Clustering Internal Indices
Clustering internal indices are measures that evaluate the quality or performance of a clustering algorithm. In the internal index clustering process we have these 3 methods for the moment:
- Davis-Buldin index being more sensitive to cluster separation.
- Ball-Hall index considering the volume of clusters.
- wGSS index being based on the maximum similarity between each cluster and its nearest neighbor.
Representation
Keys _id, name, stepId, domainInformation, dataset, project, processingInfo, creationTS, latestUpdateTS are unchanged and follow the classic of representation only dataSpecification keys are changed and are described as above :
dataSpecification:keyword: Its value is “clusteringInternalIndices”. Cf to mandatory keys.valueType: It is the type of processing data values and then depends on them. Cf to mandatory keys.meaning: Its value is “clustering internal indices”. Cf to mandatory keys.view: Cf to mandatory keys.dataLocationId: Cf to mandatory keys.
Currently, only numerical vector can be saved during raw data loading which gives us un single template at this moment.

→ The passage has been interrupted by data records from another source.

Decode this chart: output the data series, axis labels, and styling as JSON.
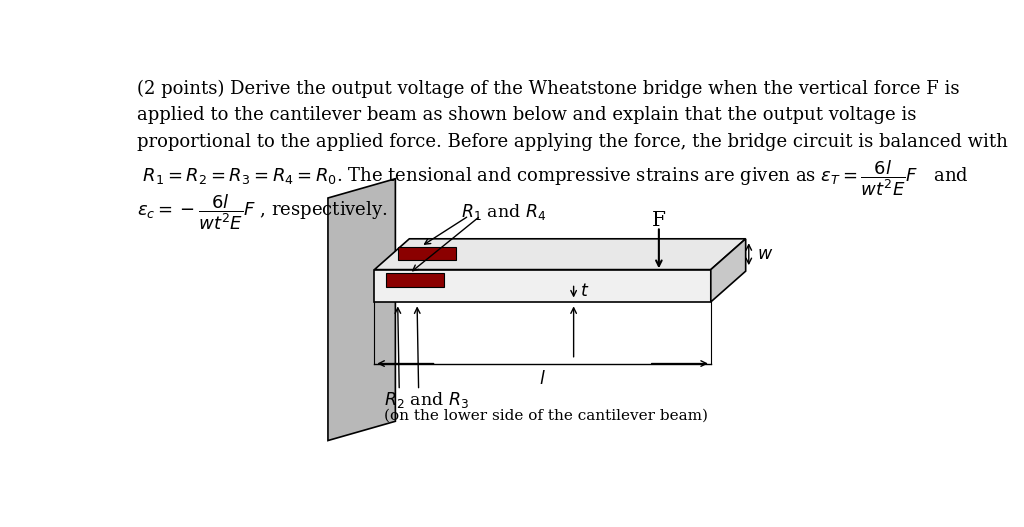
{
  "bg_color": "#ffffff",
  "text_color": "#000000",
  "strain_gauge_color": "#8b0000",
  "fontsize_main": 13.0,
  "fontsize_label": 12.5,
  "fontsize_sub": 11.0,
  "line1": "(2 points) Derive the output voltage of the Wheatstone bridge when the vertical force F is",
  "line2": "applied to the cantilever beam as shown below and explain that the output voltage is",
  "line3": "proportional to the applied force. Before applying the force, the bridge circuit is balanced with",
  "line4a": " $R_1 = R_2 = R_3 = R_4 = R_0$. The tensional and compressive strains are given as $\\varepsilon_T = \\dfrac{6l}{wt^2E}F$   and",
  "line5": "$\\varepsilon_c = -\\dfrac{6l}{wt^2E}F$ , respectively.",
  "label_R1R4": "$R_1$ and $R_4$",
  "label_R2R3": "$R_2$ and $R_3$",
  "label_sub": "(on the lower side of the cantilever beam)",
  "label_F": "F",
  "label_t": "$t$",
  "label_l": "$l$",
  "label_w": "$w$",
  "wall_face_color": "#b8b8b8",
  "wall_side_color": "#a0a0a0",
  "beam_top_color": "#e8e8e8",
  "beam_front_color": "#f0f0f0",
  "beam_right_color": "#c8c8c8"
}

JSON template for numerical vector processing data representation.
{
"dataSpecification": {
"keyword": "clusteringInternalIndices",
"valueType": {
"dataType": "numerical",
"structureType": "scalar"
},
"meaning": "clustering internal indices",
"view": {
"name": "view_02-02-2023_10:06:08",
"id": "63db8b1047b888b6942d7367"
},
"dataLocationId": "63db8d55c8a49c108a4d38af",
"inPutParameters": {
"dataLocationOfNormalization": "63db8baff5df0b234518d0e3",
"metric": "euclidean",
"indices_name": [
"ballHall",
"davisBuldin",
"wGSS"
]
}
}
}
Observations
We save the observations in mongoDB.
{
"_id": "ObjectId(63db8d55c8a49c108a4d38b2)",
"name": "ballHall",
"value": 1686361.751482711,
"representationId": "ObjectId(63db8d55c8a49c108a4d38ac)"
}